Rodé sobre mi espalda para depositar un suave beso en su hombro.

—Apenas está amaneciendo, Sylvie. Descansa.

No recuerdo haber visto en ella algo que no fuera la manifestación de su belleza, aun cuando estaba frágil y consumida por la angustia. Desde que volví de París, aquella noche en que me metí en los sueños de Edith y terminé confesando al ángel asuntos que eran solo de mi incumbencia, la estaba viendo más decaída.

Los días del juicio de Tomas se hicieron demasiado cortos, y su sentencia no se hizo esperar.

—¿Cómo pretendes que duerma? Hoy a las doce ejecutan a mi hermano. A las doce. Los veranos en Florencia son para dejar el sol avivar la piel, para sentarse a las orillas del Arno a observar los estorninos, y tratar de descifrar el secreto de su danza. Son para platicar hasta después de la media noche y caminar, arrullados por la brisa entre la pasa del Duomo y cualquiera que sea nuestro destino. Y hoy, a las doce, el cuello de mi hermano se encuentra con la horca o con la espada, dependiendo de qué tan ansiosa de sangre se presente la giustizia cieca. Dime, Rashard, ¿cómo es que puedo, si quiero, ahogar a Florencia en una tormenta, y no puedo evitar la muerte de mi hermano?

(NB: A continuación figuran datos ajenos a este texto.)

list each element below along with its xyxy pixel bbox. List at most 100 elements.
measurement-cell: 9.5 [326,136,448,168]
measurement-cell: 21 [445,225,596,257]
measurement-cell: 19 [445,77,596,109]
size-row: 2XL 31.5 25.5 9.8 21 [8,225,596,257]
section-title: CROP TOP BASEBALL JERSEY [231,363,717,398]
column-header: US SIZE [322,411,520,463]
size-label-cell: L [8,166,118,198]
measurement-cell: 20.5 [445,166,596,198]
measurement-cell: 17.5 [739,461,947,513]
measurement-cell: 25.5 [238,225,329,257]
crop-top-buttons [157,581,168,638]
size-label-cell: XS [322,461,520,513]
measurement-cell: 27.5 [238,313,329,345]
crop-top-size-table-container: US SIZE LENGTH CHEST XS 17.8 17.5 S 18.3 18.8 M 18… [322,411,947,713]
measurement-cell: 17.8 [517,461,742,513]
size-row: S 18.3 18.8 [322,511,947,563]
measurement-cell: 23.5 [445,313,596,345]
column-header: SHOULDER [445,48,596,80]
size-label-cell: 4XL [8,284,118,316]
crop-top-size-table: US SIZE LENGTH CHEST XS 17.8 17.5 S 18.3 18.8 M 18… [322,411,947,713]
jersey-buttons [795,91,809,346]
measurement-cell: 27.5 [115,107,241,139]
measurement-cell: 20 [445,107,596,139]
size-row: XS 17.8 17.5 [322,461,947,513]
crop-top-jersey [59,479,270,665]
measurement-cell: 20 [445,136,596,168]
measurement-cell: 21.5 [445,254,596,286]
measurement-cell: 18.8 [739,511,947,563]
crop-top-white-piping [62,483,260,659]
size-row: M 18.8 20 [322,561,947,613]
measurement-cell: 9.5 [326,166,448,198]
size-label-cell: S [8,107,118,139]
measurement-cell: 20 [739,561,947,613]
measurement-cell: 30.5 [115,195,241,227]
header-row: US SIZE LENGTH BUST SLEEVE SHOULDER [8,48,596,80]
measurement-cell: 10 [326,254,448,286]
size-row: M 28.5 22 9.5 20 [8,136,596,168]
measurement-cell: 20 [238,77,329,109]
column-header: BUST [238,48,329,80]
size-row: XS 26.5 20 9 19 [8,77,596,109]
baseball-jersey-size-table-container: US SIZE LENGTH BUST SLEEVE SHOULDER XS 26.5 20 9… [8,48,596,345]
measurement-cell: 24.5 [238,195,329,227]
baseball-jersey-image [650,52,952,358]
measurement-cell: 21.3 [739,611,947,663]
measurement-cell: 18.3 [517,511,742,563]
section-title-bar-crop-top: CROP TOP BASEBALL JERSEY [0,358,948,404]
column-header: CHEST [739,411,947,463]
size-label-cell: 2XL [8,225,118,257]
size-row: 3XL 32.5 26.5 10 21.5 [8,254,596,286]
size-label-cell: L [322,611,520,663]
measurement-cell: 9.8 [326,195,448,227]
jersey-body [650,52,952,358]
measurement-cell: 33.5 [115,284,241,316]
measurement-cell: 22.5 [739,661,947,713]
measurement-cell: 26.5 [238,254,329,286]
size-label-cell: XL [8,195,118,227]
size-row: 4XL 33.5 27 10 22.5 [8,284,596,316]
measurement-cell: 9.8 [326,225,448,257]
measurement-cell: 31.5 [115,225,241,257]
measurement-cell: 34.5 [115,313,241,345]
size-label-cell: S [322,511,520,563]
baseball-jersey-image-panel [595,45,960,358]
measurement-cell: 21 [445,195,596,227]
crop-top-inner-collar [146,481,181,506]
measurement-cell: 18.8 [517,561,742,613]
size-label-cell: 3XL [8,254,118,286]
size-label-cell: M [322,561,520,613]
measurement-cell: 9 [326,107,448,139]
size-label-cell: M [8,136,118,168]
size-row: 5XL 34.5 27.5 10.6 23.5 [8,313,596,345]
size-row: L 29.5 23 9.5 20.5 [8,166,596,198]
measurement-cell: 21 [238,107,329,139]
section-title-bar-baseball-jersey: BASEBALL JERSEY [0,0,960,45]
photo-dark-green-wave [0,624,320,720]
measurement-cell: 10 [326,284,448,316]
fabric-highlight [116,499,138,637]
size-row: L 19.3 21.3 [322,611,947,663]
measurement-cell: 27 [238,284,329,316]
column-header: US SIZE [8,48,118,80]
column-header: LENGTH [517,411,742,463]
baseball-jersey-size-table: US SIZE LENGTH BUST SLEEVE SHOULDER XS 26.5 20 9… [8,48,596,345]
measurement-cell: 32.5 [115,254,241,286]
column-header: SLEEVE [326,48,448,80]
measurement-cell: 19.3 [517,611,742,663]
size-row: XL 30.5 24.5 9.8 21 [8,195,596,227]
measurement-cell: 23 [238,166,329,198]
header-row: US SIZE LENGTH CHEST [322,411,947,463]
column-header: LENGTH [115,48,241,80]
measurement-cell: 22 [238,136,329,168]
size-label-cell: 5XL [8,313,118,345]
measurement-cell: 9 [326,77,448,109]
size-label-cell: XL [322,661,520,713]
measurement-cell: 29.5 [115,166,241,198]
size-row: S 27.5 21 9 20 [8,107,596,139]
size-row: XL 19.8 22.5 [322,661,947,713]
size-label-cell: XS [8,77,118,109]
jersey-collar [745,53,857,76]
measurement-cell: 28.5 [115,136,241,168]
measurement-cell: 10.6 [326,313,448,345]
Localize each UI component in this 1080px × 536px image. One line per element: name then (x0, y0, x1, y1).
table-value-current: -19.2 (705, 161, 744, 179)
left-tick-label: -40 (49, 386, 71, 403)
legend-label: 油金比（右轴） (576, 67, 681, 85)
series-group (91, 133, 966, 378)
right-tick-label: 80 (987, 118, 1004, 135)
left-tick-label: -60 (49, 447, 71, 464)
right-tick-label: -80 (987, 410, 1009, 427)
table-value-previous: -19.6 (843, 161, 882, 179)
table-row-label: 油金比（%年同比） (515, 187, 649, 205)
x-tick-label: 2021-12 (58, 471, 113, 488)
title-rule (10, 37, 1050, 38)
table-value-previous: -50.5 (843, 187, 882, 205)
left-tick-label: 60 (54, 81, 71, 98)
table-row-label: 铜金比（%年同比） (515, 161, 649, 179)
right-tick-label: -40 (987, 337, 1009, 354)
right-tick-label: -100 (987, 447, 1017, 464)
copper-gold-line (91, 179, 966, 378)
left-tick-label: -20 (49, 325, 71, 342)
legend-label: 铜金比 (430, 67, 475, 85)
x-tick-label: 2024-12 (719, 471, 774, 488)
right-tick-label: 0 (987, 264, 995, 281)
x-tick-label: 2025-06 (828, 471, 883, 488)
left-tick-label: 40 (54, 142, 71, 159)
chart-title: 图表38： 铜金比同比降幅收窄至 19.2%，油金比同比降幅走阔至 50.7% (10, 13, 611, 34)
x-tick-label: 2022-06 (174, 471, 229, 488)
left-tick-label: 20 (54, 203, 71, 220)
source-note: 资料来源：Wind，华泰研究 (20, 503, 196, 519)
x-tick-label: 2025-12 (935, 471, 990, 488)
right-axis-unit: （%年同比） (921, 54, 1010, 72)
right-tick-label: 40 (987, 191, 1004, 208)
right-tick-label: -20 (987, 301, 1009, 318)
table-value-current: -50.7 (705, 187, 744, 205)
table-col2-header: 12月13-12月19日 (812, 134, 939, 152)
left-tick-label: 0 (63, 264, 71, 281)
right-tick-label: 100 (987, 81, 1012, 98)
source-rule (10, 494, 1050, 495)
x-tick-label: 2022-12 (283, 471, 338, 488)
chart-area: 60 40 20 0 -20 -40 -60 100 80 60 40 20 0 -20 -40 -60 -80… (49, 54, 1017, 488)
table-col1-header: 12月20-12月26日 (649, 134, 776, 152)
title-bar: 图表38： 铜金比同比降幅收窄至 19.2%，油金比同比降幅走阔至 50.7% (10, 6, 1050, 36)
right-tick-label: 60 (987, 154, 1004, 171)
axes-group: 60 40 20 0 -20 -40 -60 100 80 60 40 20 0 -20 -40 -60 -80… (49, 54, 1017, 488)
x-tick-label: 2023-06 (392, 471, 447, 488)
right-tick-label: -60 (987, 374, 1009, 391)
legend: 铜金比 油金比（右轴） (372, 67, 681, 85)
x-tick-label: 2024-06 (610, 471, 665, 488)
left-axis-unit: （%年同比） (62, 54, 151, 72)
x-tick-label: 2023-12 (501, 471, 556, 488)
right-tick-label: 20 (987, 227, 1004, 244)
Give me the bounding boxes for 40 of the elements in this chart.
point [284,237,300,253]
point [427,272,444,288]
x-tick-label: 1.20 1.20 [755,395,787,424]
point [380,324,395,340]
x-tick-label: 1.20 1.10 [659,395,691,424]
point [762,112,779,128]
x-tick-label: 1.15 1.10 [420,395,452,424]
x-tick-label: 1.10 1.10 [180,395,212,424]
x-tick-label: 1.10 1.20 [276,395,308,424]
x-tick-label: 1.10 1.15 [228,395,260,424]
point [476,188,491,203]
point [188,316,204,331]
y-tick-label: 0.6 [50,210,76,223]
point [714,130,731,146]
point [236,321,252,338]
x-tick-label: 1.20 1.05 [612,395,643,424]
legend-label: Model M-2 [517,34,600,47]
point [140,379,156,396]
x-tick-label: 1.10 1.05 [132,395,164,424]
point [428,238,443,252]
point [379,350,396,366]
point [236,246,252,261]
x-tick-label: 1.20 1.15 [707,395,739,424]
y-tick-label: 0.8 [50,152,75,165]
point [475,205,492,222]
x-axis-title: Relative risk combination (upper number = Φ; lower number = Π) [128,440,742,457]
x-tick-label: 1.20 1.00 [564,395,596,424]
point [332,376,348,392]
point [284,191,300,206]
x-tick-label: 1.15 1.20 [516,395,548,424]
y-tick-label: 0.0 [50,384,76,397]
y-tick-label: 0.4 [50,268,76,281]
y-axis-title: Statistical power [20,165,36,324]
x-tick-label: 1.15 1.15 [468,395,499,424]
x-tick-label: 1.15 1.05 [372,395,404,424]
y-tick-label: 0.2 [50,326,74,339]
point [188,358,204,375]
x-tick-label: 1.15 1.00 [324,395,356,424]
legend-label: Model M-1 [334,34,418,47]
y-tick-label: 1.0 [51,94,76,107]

En esos días, su poder estaba llegando a la parte plena de su manifestación. Su voluntad se reflejaba en el ir y venir de la naturaleza. Tanto así que un simple paseo por la ciudad se estaba convirtiendo en algo peligroso y desafiante.

El día que se leyó la sentencia de Tomas, Sylvie abandonó el edificio de la jurisprudencia entre lágrimas, y más de uno notó que sus ánimos hicieron que el cielo se encapotara en gris y que cada paso suyo en las escalinatas se transformara en un eco de trueno y relámpagos en la distancia. Desde ese día la mantuve en casa, conmigo, entre las cuatro paredes del apartamento del Ponte Vecchio, incluso cumplí con su deseo de volver a ver a Edith. Después de todo, Tomas ya había sido ajusticiado. Sus planes de usar el poder de convocatoria de la muchachita para persuadir al juez no tenían lugar.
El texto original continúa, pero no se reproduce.